- Jalwaha Location in Punjab, India Jalwaha Jalwaha (India)
- Coordinates: 31°04′22″N 76°07′30″E﻿ / ﻿31.0727254°N 76.1249274°E
- Country: India
- State: Punjab
- District: Shaheed Bhagat Singh Nagar

Government
- • Type: Panchayat raj
- • Body: Gram panchayat
- Elevation: 355 m (1,165 ft)

Population (2011)
- • Total: 810
- Sex ratio 405/405 ♂/♀

Languages
- • Official: Punjabi
- Time zone: UTC+5:30 (IST)
- PIN: 144515
- Telephone code: 01823
- ISO 3166 code: IN-PB
- Post office: Lassara
- Website: nawanshahr.nic.in

= Jalwaha =

Jalwaha is a village in Shaheed Bhagat Singh Nagar district of Punjab State, India. It is located 29 km away from postal head office Lassara, 16 km from Nawanshahr, 19.7 km from district headquarter Shaheed Bhagat Singh Nagar and 87.7 km from state capital Chandigarh. The village is administrated by Sarpanch an elected representative of the village.

== Demography ==
As of 2011, Jalwaha has a total number of 161 houses and population of 810 of which 405 include are males while 405 are females according to the report published by Census India in 2011. The literacy rate of Jalwaha is 42.11%, higher than the state average of 75.84%. The population of children under the age of 6 years is 100 which is 12.35% of total population of Jalwaha, and child sex ratio is approximately 1083 as compared to Punjab state average of 846.

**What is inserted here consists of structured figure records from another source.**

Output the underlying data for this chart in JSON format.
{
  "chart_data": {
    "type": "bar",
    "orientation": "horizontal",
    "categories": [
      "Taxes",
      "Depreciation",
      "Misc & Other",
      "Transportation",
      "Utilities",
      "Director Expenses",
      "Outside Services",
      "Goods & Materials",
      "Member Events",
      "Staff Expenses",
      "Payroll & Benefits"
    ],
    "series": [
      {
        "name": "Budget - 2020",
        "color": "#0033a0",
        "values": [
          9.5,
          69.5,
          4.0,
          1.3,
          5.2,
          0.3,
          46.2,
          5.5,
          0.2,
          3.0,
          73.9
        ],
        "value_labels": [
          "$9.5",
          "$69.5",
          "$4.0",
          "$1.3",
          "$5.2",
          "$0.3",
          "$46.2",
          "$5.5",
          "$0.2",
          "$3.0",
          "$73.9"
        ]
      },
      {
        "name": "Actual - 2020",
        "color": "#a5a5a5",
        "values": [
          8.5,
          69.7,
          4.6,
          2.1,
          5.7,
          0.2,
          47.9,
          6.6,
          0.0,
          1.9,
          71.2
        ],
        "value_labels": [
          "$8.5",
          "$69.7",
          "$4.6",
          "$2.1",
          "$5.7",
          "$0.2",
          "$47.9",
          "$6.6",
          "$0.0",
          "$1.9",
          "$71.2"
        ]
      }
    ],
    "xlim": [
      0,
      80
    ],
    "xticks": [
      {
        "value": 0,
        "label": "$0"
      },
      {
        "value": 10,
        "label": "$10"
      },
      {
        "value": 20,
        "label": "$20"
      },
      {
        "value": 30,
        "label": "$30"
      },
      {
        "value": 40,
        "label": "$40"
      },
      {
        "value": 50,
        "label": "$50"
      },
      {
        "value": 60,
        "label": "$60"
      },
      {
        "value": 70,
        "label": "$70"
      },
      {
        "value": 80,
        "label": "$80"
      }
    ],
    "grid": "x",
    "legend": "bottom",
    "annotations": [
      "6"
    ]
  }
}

Most of the people are from Schedule Caste which constitutes 51.23% of total population in Jalwaha. The town does not have any Schedule Tribe population so far.

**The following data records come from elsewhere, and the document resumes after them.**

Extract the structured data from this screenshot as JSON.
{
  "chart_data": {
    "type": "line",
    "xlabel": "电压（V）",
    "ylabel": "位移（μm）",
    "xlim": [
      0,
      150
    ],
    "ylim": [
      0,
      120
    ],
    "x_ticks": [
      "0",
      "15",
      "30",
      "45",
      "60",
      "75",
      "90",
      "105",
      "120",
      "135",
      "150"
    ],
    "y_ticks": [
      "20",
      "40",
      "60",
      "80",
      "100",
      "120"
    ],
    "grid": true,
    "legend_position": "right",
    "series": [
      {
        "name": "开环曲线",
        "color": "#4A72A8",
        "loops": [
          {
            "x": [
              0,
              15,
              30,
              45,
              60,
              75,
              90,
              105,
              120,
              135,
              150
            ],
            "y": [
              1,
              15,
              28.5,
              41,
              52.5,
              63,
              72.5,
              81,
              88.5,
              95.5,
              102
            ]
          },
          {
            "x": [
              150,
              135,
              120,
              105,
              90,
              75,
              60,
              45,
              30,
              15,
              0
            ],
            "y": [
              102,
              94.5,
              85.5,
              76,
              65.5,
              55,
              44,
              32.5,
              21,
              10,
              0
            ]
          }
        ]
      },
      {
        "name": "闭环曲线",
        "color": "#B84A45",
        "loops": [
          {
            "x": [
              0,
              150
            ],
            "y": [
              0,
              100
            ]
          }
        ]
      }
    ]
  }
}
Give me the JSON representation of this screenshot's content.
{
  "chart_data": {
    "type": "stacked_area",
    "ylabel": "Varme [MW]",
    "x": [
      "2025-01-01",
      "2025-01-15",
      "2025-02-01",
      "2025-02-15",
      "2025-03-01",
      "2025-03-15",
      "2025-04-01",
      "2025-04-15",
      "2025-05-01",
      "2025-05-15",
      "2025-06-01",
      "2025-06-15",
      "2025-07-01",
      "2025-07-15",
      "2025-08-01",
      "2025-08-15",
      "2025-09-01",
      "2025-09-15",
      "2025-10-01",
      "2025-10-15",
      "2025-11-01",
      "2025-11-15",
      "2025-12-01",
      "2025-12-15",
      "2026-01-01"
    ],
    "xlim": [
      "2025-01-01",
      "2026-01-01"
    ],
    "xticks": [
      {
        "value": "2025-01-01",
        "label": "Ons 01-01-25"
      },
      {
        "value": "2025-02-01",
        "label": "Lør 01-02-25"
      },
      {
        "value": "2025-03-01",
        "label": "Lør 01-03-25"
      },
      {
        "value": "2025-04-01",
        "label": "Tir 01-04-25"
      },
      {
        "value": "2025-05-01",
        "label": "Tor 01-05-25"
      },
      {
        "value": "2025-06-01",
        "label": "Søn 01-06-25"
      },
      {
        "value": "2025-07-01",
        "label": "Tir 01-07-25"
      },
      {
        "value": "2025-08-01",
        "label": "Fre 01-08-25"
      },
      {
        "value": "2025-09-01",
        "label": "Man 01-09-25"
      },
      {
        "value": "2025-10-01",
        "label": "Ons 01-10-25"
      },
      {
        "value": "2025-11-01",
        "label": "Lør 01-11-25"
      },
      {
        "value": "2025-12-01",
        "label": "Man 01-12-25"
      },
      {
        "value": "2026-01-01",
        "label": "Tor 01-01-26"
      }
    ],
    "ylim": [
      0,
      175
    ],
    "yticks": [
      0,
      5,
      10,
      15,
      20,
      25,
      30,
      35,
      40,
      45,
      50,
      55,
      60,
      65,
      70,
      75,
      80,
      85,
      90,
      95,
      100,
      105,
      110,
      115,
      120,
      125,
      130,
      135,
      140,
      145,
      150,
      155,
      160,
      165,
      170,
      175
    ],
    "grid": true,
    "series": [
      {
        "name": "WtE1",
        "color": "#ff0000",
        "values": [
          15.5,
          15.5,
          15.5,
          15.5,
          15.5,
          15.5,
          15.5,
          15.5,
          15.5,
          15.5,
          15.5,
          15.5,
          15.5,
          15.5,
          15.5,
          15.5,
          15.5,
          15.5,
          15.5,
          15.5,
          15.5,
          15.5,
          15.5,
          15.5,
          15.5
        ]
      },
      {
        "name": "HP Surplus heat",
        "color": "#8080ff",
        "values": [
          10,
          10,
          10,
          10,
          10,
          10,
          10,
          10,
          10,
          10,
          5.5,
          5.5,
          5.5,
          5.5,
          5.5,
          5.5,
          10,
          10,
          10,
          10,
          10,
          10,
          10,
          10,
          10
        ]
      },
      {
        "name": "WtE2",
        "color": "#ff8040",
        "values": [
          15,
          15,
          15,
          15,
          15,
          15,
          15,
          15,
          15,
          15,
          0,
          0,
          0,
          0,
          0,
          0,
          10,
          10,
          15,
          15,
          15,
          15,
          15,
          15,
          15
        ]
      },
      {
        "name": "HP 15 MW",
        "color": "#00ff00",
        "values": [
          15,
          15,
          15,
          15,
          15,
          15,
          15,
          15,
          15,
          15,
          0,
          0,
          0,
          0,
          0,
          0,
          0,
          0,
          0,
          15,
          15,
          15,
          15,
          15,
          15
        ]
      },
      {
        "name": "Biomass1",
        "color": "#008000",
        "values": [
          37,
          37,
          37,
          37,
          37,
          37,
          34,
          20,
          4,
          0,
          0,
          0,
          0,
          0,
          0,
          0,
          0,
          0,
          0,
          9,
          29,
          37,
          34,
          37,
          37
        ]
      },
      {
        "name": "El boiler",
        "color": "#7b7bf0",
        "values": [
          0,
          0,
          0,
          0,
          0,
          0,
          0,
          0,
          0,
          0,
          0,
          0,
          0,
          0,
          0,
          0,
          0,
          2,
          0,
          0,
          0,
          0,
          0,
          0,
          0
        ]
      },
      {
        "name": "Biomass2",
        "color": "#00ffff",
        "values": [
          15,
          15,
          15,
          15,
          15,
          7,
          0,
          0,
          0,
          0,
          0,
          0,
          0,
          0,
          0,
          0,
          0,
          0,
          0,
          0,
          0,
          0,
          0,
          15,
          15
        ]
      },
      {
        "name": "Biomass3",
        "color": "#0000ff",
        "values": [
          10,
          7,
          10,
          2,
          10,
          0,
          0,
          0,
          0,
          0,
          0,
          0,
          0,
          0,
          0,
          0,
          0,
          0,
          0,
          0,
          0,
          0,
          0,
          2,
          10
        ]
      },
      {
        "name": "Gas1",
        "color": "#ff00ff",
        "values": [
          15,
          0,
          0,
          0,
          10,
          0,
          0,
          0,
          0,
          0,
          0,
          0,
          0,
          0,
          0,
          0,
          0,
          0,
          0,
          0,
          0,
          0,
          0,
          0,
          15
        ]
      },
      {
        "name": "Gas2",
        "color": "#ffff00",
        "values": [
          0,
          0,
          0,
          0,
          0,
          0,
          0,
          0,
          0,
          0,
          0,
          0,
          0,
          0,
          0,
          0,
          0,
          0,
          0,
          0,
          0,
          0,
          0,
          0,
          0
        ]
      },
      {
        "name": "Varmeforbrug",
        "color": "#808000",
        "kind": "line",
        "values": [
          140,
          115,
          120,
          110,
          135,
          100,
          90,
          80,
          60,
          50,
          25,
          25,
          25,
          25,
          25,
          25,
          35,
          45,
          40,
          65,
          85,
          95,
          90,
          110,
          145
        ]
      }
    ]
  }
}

As per the report published by Census India in 2011, 284 people were engaged in work activities out of the total population of Jalwaha which includes 232 males and 52 females. According to census survey report 2011, 75% workers describe their work as main work and 25% workers are involved in Marginal activity providing livelihood for less than 6 months.

== Education ==
The village has a Punjabi medium, co-ed primary school founded in 1953 and an elementary school. The schools provide mid-day meal as per Indian Midday Meal Scheme and the meal prepared in school premises. As per Right of Children to Free and Compulsory Education Act the school provide free education to children between the ages of 6 and 14.

KC Engineering College and Doaba Khalsa Trust Group Of Institutions are the nearest colleges. Industrial Training Institute for women (ITI Nawanshahr) is 13 km away from the village. Lovely Professional University is 60 km away from the village.

== Transport ==
Nawanshahr railway station is the nearest train station however, Garhshankar Junction railway station is 28 km away from the village. Sahnewal Airport is the nearest domestic airport which located 48 km away in Ludhiana and the nearest international airport is located in Chandigarh also Sri Guru Ram Dass Jee International Airport is the second nearest airport which is 168 km away in Amritsar.